O papel é um bem precioso demais para lá se escreverem textos medíocres ou para nele se limpar o rabo.

Só se escreve escrevendo é uma verdade quase tão incontornável e insofismável como a folha branco.
Eu por exemplo, estou a sujá-la. Mas há quem a glorifique com um magnífico texto.
Um texto que não desonra a árvore do papel, nem o lenhador, nem o burro, ou o boi que a transportam até à fábrica de papel.
Muito menos deverá desonrar quem com o engenho e arte transforme esta bonita árvore em papel.
Alinhado,
branco,
virgem,
imaculado.
Não, eu não o mereço. Parem com a manufactura já. E ainda não cheguei à parte em que alguém tem que transportar este papel, alinhado, branco, virgem, imaculado, para uma papelaria e já me estou a recusar.
Recuso-me. Recuso-me a comprar mais papel.
Devia ser proibido comprar papel.
O papel devia ser racionado apenas entre os grandes escritores.
Todos os outros, como eu, podem escrever na areia e mandar pintar um quadro. Se a maré deixar. Se não deixar, obrigado.
Entre não saber o que se faz com uma folha de papel em branco e uma tela em branco, que se dê a tela a gente sem talento, e deixe-se o papel para quem trata o verbo como um cavalheiro trata uma mulher, alinhada, branca, virgem, imaculada.
Que me desculpem, mas é muito mais complicado desonrar uma tela do que desonrar o papel. Mesmo sem talento posso fazer um rabisco qualquer que alguém muito entendido ache tanta graça e que um dia vai estar no Louvre, valendo mais do que todos os livros alguma vez escritos. Mesmo assim, não há nada pior que um papel potencialmente desonrado pela minha falta de talento e que no qual não posso rabiscar, desenhar, dobrar, rasgar ou atirar.
Nele só posso escrever. Palavras e textos magníficos.
E nada honra mais o papel que uma letra, uma palavra, um texto magnífico, daqueles que, por exemplo, só Antero sabia escrever. Um Nobel em potência, mesmo que não ganhe o Nobel. Que interessa o Nobel perto de uma folha de papel nas mãos de um Antero?
Se não está ao alcance de qualquer um escrever textos magníficos, então porque haveria de estar o papel ao alcance de qualquer um?
Dêem ouro a quem quer escrever ou ser escritor, diamantes, eu sei lá. Pouco me importa, desde que não lhes dêem papel.
Por mim, podem deixar de abater árvores. Libertem o burro e ensinem o lenhador a fazer ponto de cruz, ou outra actividade que não tenha a ver com papel.
O incerto da tarefa, o incerto de só se escrever escrevendo já é só por si matéria para tornar as árvores dos grandes escritores e os grandes escritores das árvores, sem qualquer escritura.

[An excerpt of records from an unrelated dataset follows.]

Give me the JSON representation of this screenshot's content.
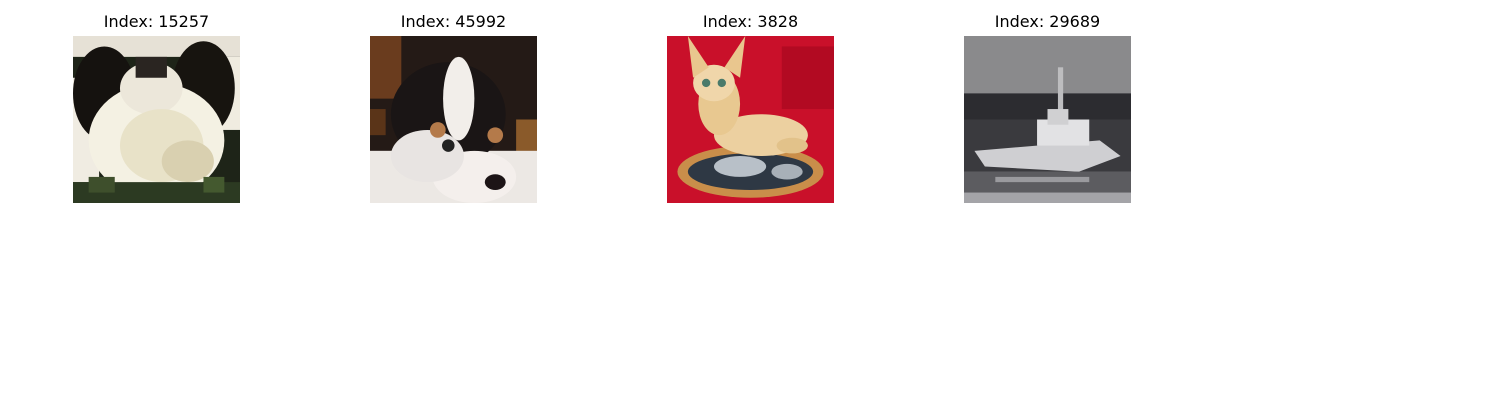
{
  "grid": {
    "panels": [
      {
        "title": "Index: 15257",
        "subject": "fluffy-white-black-dog"
      },
      {
        "title": "Index: 45992",
        "subject": "black-white-puppy"
      },
      {
        "title": "Index: 3828",
        "subject": "chihuahua-figurine-red"
      },
      {
        "title": "Index: 29689",
        "subject": "grayscale-boat"
      }
    ]
  }
}
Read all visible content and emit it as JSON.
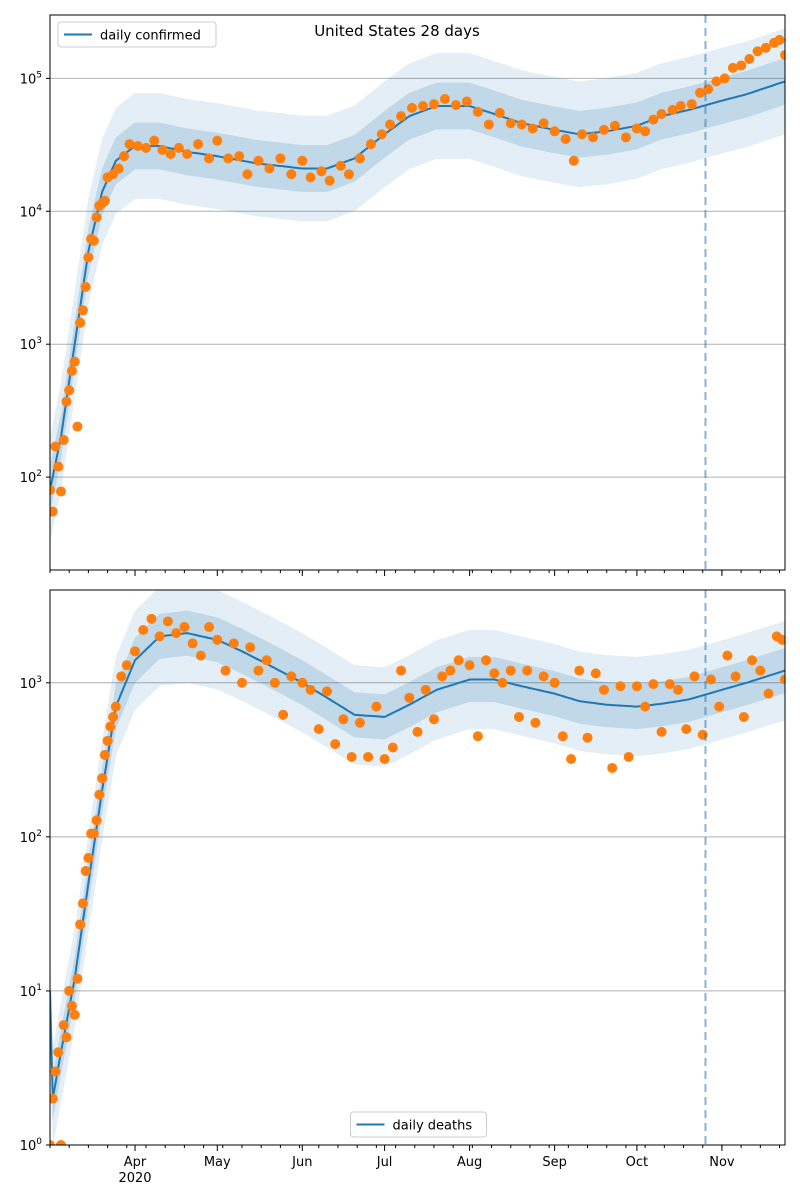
{
  "figure": {
    "title": "United States 28 days",
    "colors": {
      "line": "#1f77b4",
      "points": "#ff7f0e",
      "band": "#1f77b4",
      "grid": "#b0b0b0",
      "vline": "#1f77b4"
    }
  },
  "chart_data": [
    {
      "type": "scatter",
      "scale": "log",
      "legend": {
        "label": "daily confirmed",
        "placement": "top-left"
      },
      "title": "United States 28 days",
      "xlim": [
        "2020-03-01",
        "2020-11-24"
      ],
      "ylim": [
        20,
        300000
      ],
      "vline": "2020-10-26",
      "x_ticks": [
        {
          "date": "2020-04-01",
          "label": "Apr"
        },
        {
          "date": "2020-05-01",
          "label": "May"
        },
        {
          "date": "2020-06-01",
          "label": "Jun"
        },
        {
          "date": "2020-07-01",
          "label": "Jul"
        },
        {
          "date": "2020-08-01",
          "label": "Aug"
        },
        {
          "date": "2020-09-01",
          "label": "Sep"
        },
        {
          "date": "2020-10-01",
          "label": "Oct"
        },
        {
          "date": "2020-11-01",
          "label": "Nov"
        }
      ],
      "x_year_label": "2020",
      "y_ticks": [
        {
          "value": 100,
          "base": "10",
          "exp": "2"
        },
        {
          "value": 1000,
          "base": "10",
          "exp": "3"
        },
        {
          "value": 10000,
          "base": "10",
          "exp": "4"
        },
        {
          "value": 100000,
          "base": "10",
          "exp": "5"
        }
      ],
      "line_anchors": [
        [
          "2020-03-01",
          80
        ],
        [
          "2020-03-05",
          200
        ],
        [
          "2020-03-10",
          1000
        ],
        [
          "2020-03-15",
          5000
        ],
        [
          "2020-03-20",
          14000
        ],
        [
          "2020-03-25",
          24000
        ],
        [
          "2020-04-01",
          31000
        ],
        [
          "2020-04-10",
          31000
        ],
        [
          "2020-04-20",
          28000
        ],
        [
          "2020-05-01",
          26000
        ],
        [
          "2020-05-15",
          23000
        ],
        [
          "2020-06-01",
          21000
        ],
        [
          "2020-06-10",
          21000
        ],
        [
          "2020-06-20",
          25000
        ],
        [
          "2020-07-01",
          38000
        ],
        [
          "2020-07-10",
          52000
        ],
        [
          "2020-07-20",
          62000
        ],
        [
          "2020-08-01",
          62000
        ],
        [
          "2020-08-10",
          54000
        ],
        [
          "2020-08-20",
          46000
        ],
        [
          "2020-09-01",
          41000
        ],
        [
          "2020-09-10",
          38000
        ],
        [
          "2020-09-20",
          40000
        ],
        [
          "2020-10-01",
          44000
        ],
        [
          "2020-10-10",
          52000
        ],
        [
          "2020-10-20",
          58000
        ],
        [
          "2020-11-01",
          68000
        ],
        [
          "2020-11-10",
          76000
        ],
        [
          "2020-11-24",
          95000
        ]
      ],
      "band_inner_factor": 1.5,
      "band_outer_factor": 2.5,
      "points": [
        [
          "2020-03-01",
          80
        ],
        [
          "2020-03-02",
          55
        ],
        [
          "2020-03-03",
          170
        ],
        [
          "2020-03-04",
          120
        ],
        [
          "2020-03-05",
          78
        ],
        [
          "2020-03-06",
          190
        ],
        [
          "2020-03-07",
          370
        ],
        [
          "2020-03-08",
          450
        ],
        [
          "2020-03-09",
          630
        ],
        [
          "2020-03-10",
          740
        ],
        [
          "2020-03-11",
          240
        ],
        [
          "2020-03-12",
          1450
        ],
        [
          "2020-03-13",
          1800
        ],
        [
          "2020-03-14",
          2700
        ],
        [
          "2020-03-15",
          4500
        ],
        [
          "2020-03-16",
          6200
        ],
        [
          "2020-03-17",
          6000
        ],
        [
          "2020-03-18",
          9000
        ],
        [
          "2020-03-19",
          11000
        ],
        [
          "2020-03-20",
          11500
        ],
        [
          "2020-03-21",
          12000
        ],
        [
          "2020-03-22",
          18000
        ],
        [
          "2020-03-24",
          19000
        ],
        [
          "2020-03-26",
          21000
        ],
        [
          "2020-03-28",
          26000
        ],
        [
          "2020-03-30",
          32000
        ],
        [
          "2020-04-02",
          31000
        ],
        [
          "2020-04-05",
          30000
        ],
        [
          "2020-04-08",
          34000
        ],
        [
          "2020-04-11",
          29000
        ],
        [
          "2020-04-14",
          27000
        ],
        [
          "2020-04-17",
          30000
        ],
        [
          "2020-04-20",
          27000
        ],
        [
          "2020-04-24",
          32000
        ],
        [
          "2020-04-28",
          25000
        ],
        [
          "2020-05-01",
          34000
        ],
        [
          "2020-05-05",
          25000
        ],
        [
          "2020-05-09",
          26000
        ],
        [
          "2020-05-12",
          19000
        ],
        [
          "2020-05-16",
          24000
        ],
        [
          "2020-05-20",
          21000
        ],
        [
          "2020-05-24",
          25000
        ],
        [
          "2020-05-28",
          19000
        ],
        [
          "2020-06-01",
          24000
        ],
        [
          "2020-06-04",
          18000
        ],
        [
          "2020-06-08",
          20000
        ],
        [
          "2020-06-11",
          17000
        ],
        [
          "2020-06-15",
          22000
        ],
        [
          "2020-06-18",
          19000
        ],
        [
          "2020-06-22",
          25000
        ],
        [
          "2020-06-26",
          32000
        ],
        [
          "2020-06-30",
          38000
        ],
        [
          "2020-07-03",
          45000
        ],
        [
          "2020-07-07",
          52000
        ],
        [
          "2020-07-11",
          60000
        ],
        [
          "2020-07-15",
          62000
        ],
        [
          "2020-07-19",
          64000
        ],
        [
          "2020-07-23",
          70000
        ],
        [
          "2020-07-27",
          63000
        ],
        [
          "2020-07-31",
          67000
        ],
        [
          "2020-08-04",
          56000
        ],
        [
          "2020-08-08",
          45000
        ],
        [
          "2020-08-12",
          55000
        ],
        [
          "2020-08-16",
          46000
        ],
        [
          "2020-08-20",
          45000
        ],
        [
          "2020-08-24",
          42000
        ],
        [
          "2020-08-28",
          46000
        ],
        [
          "2020-09-01",
          40000
        ],
        [
          "2020-09-05",
          35000
        ],
        [
          "2020-09-08",
          24000
        ],
        [
          "2020-09-11",
          38000
        ],
        [
          "2020-09-15",
          36000
        ],
        [
          "2020-09-19",
          41000
        ],
        [
          "2020-09-23",
          44000
        ],
        [
          "2020-09-27",
          36000
        ],
        [
          "2020-10-01",
          42000
        ],
        [
          "2020-10-04",
          40000
        ],
        [
          "2020-10-07",
          49000
        ],
        [
          "2020-10-10",
          54000
        ],
        [
          "2020-10-14",
          58000
        ],
        [
          "2020-10-17",
          62000
        ],
        [
          "2020-10-21",
          64000
        ],
        [
          "2020-10-24",
          78000
        ],
        [
          "2020-10-27",
          83000
        ],
        [
          "2020-10-30",
          95000
        ],
        [
          "2020-11-02",
          100000
        ],
        [
          "2020-11-05",
          120000
        ],
        [
          "2020-11-08",
          125000
        ],
        [
          "2020-11-11",
          140000
        ],
        [
          "2020-11-14",
          160000
        ],
        [
          "2020-11-17",
          170000
        ],
        [
          "2020-11-20",
          185000
        ],
        [
          "2020-11-22",
          195000
        ],
        [
          "2020-11-24",
          150000
        ]
      ]
    },
    {
      "type": "scatter",
      "scale": "log",
      "legend": {
        "label": "daily deaths",
        "placement": "bottom-center"
      },
      "xlim": [
        "2020-03-01",
        "2020-11-24"
      ],
      "ylim": [
        1,
        4000
      ],
      "vline": "2020-10-26",
      "x_ticks": [
        {
          "date": "2020-04-01",
          "label": "Apr"
        },
        {
          "date": "2020-05-01",
          "label": "May"
        },
        {
          "date": "2020-06-01",
          "label": "Jun"
        },
        {
          "date": "2020-07-01",
          "label": "Jul"
        },
        {
          "date": "2020-08-01",
          "label": "Aug"
        },
        {
          "date": "2020-09-01",
          "label": "Sep"
        },
        {
          "date": "2020-10-01",
          "label": "Oct"
        },
        {
          "date": "2020-11-01",
          "label": "Nov"
        }
      ],
      "x_year_label": "2020",
      "y_ticks": [
        {
          "value": 1,
          "base": "10",
          "exp": "0"
        },
        {
          "value": 10,
          "base": "10",
          "exp": "1"
        },
        {
          "value": 100,
          "base": "10",
          "exp": "2"
        },
        {
          "value": 1000,
          "base": "10",
          "exp": "3"
        }
      ],
      "line_anchors": [
        [
          "2020-03-01",
          10
        ],
        [
          "2020-03-02",
          2
        ],
        [
          "2020-03-05",
          4
        ],
        [
          "2020-03-10",
          12
        ],
        [
          "2020-03-15",
          50
        ],
        [
          "2020-03-20",
          200
        ],
        [
          "2020-03-25",
          700
        ],
        [
          "2020-04-01",
          1400
        ],
        [
          "2020-04-10",
          2000
        ],
        [
          "2020-04-20",
          2100
        ],
        [
          "2020-05-01",
          1900
        ],
        [
          "2020-05-10",
          1600
        ],
        [
          "2020-05-20",
          1300
        ],
        [
          "2020-06-01",
          1000
        ],
        [
          "2020-06-10",
          800
        ],
        [
          "2020-06-20",
          620
        ],
        [
          "2020-07-01",
          600
        ],
        [
          "2020-07-10",
          720
        ],
        [
          "2020-07-20",
          900
        ],
        [
          "2020-08-01",
          1050
        ],
        [
          "2020-08-10",
          1050
        ],
        [
          "2020-08-20",
          950
        ],
        [
          "2020-09-01",
          850
        ],
        [
          "2020-09-10",
          760
        ],
        [
          "2020-09-20",
          720
        ],
        [
          "2020-10-01",
          700
        ],
        [
          "2020-10-10",
          730
        ],
        [
          "2020-10-20",
          780
        ],
        [
          "2020-11-01",
          900
        ],
        [
          "2020-11-10",
          1000
        ],
        [
          "2020-11-24",
          1200
        ]
      ],
      "band_inner_factor": 1.4,
      "band_outer_factor": 2.1,
      "points": [
        [
          "2020-03-01",
          1
        ],
        [
          "2020-03-02",
          2
        ],
        [
          "2020-03-03",
          3
        ],
        [
          "2020-03-04",
          4
        ],
        [
          "2020-03-05",
          1
        ],
        [
          "2020-03-06",
          6
        ],
        [
          "2020-03-07",
          5
        ],
        [
          "2020-03-08",
          10
        ],
        [
          "2020-03-09",
          8
        ],
        [
          "2020-03-10",
          7
        ],
        [
          "2020-03-11",
          12
        ],
        [
          "2020-03-12",
          27
        ],
        [
          "2020-03-13",
          37
        ],
        [
          "2020-03-14",
          60
        ],
        [
          "2020-03-15",
          73
        ],
        [
          "2020-03-16",
          105
        ],
        [
          "2020-03-17",
          105
        ],
        [
          "2020-03-18",
          128
        ],
        [
          "2020-03-19",
          188
        ],
        [
          "2020-03-20",
          240
        ],
        [
          "2020-03-21",
          340
        ],
        [
          "2020-03-22",
          420
        ],
        [
          "2020-03-23",
          520
        ],
        [
          "2020-03-24",
          600
        ],
        [
          "2020-03-25",
          700
        ],
        [
          "2020-03-27",
          1100
        ],
        [
          "2020-03-29",
          1300
        ],
        [
          "2020-04-01",
          1600
        ],
        [
          "2020-04-04",
          2200
        ],
        [
          "2020-04-07",
          2600
        ],
        [
          "2020-04-10",
          2000
        ],
        [
          "2020-04-13",
          2500
        ],
        [
          "2020-04-16",
          2100
        ],
        [
          "2020-04-19",
          2300
        ],
        [
          "2020-04-22",
          1800
        ],
        [
          "2020-04-25",
          1500
        ],
        [
          "2020-04-28",
          2300
        ],
        [
          "2020-05-01",
          1900
        ],
        [
          "2020-05-04",
          1200
        ],
        [
          "2020-05-07",
          1800
        ],
        [
          "2020-05-10",
          1000
        ],
        [
          "2020-05-13",
          1700
        ],
        [
          "2020-05-16",
          1200
        ],
        [
          "2020-05-19",
          1400
        ],
        [
          "2020-05-22",
          1000
        ],
        [
          "2020-05-25",
          620
        ],
        [
          "2020-05-28",
          1100
        ],
        [
          "2020-06-01",
          1000
        ],
        [
          "2020-06-04",
          900
        ],
        [
          "2020-06-07",
          500
        ],
        [
          "2020-06-10",
          880
        ],
        [
          "2020-06-13",
          400
        ],
        [
          "2020-06-16",
          580
        ],
        [
          "2020-06-19",
          330
        ],
        [
          "2020-06-22",
          550
        ],
        [
          "2020-06-25",
          330
        ],
        [
          "2020-06-28",
          700
        ],
        [
          "2020-07-01",
          320
        ],
        [
          "2020-07-04",
          380
        ],
        [
          "2020-07-07",
          1200
        ],
        [
          "2020-07-10",
          800
        ],
        [
          "2020-07-13",
          480
        ],
        [
          "2020-07-16",
          900
        ],
        [
          "2020-07-19",
          580
        ],
        [
          "2020-07-22",
          1100
        ],
        [
          "2020-07-25",
          1200
        ],
        [
          "2020-07-28",
          1400
        ],
        [
          "2020-08-01",
          1300
        ],
        [
          "2020-08-04",
          450
        ],
        [
          "2020-08-07",
          1400
        ],
        [
          "2020-08-10",
          1150
        ],
        [
          "2020-08-13",
          1000
        ],
        [
          "2020-08-16",
          1200
        ],
        [
          "2020-08-19",
          600
        ],
        [
          "2020-08-22",
          1200
        ],
        [
          "2020-08-25",
          550
        ],
        [
          "2020-08-28",
          1100
        ],
        [
          "2020-09-01",
          1000
        ],
        [
          "2020-09-04",
          450
        ],
        [
          "2020-09-07",
          320
        ],
        [
          "2020-09-10",
          1200
        ],
        [
          "2020-09-13",
          440
        ],
        [
          "2020-09-16",
          1150
        ],
        [
          "2020-09-19",
          900
        ],
        [
          "2020-09-22",
          280
        ],
        [
          "2020-09-25",
          950
        ],
        [
          "2020-09-28",
          330
        ],
        [
          "2020-10-01",
          950
        ],
        [
          "2020-10-04",
          700
        ],
        [
          "2020-10-07",
          980
        ],
        [
          "2020-10-10",
          480
        ],
        [
          "2020-10-13",
          980
        ],
        [
          "2020-10-16",
          900
        ],
        [
          "2020-10-19",
          500
        ],
        [
          "2020-10-22",
          1100
        ],
        [
          "2020-10-25",
          460
        ],
        [
          "2020-10-28",
          1050
        ],
        [
          "2020-10-31",
          700
        ],
        [
          "2020-11-03",
          1500
        ],
        [
          "2020-11-06",
          1100
        ],
        [
          "2020-11-09",
          600
        ],
        [
          "2020-11-12",
          1400
        ],
        [
          "2020-11-15",
          1200
        ],
        [
          "2020-11-18",
          850
        ],
        [
          "2020-11-21",
          2000
        ],
        [
          "2020-11-23",
          1900
        ],
        [
          "2020-11-24",
          1050
        ]
      ]
    }
  ]
}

Só eles saberão se se bastarão um ao outro, pois nem um, nem outro sabem quantas árvores são precisas para se escrever um bom livro.
Muitas vezes quando se começa sabendo onde se vai acabar, não se sabe como lá chegar.
Às vezes sabe-se como lá chegar, só não sabe como começar.
E muitas vezes sabe-se como começar, tem-se uma ideia vaga de como lá chegar, mas não se faz a mínima ideia de como acabar.
Acredito que as grandes obras literárias se encontram mais nesta categoria. Partem de um princípio, de uma ideia, de um conceito que se escreve, que só escrevendo se escreve.
E quando é que vamos saber quantas árvores é que são necessárias para escrever um bom livro?
Quando o conceito chegar ao fim, ou as árvores acabarem.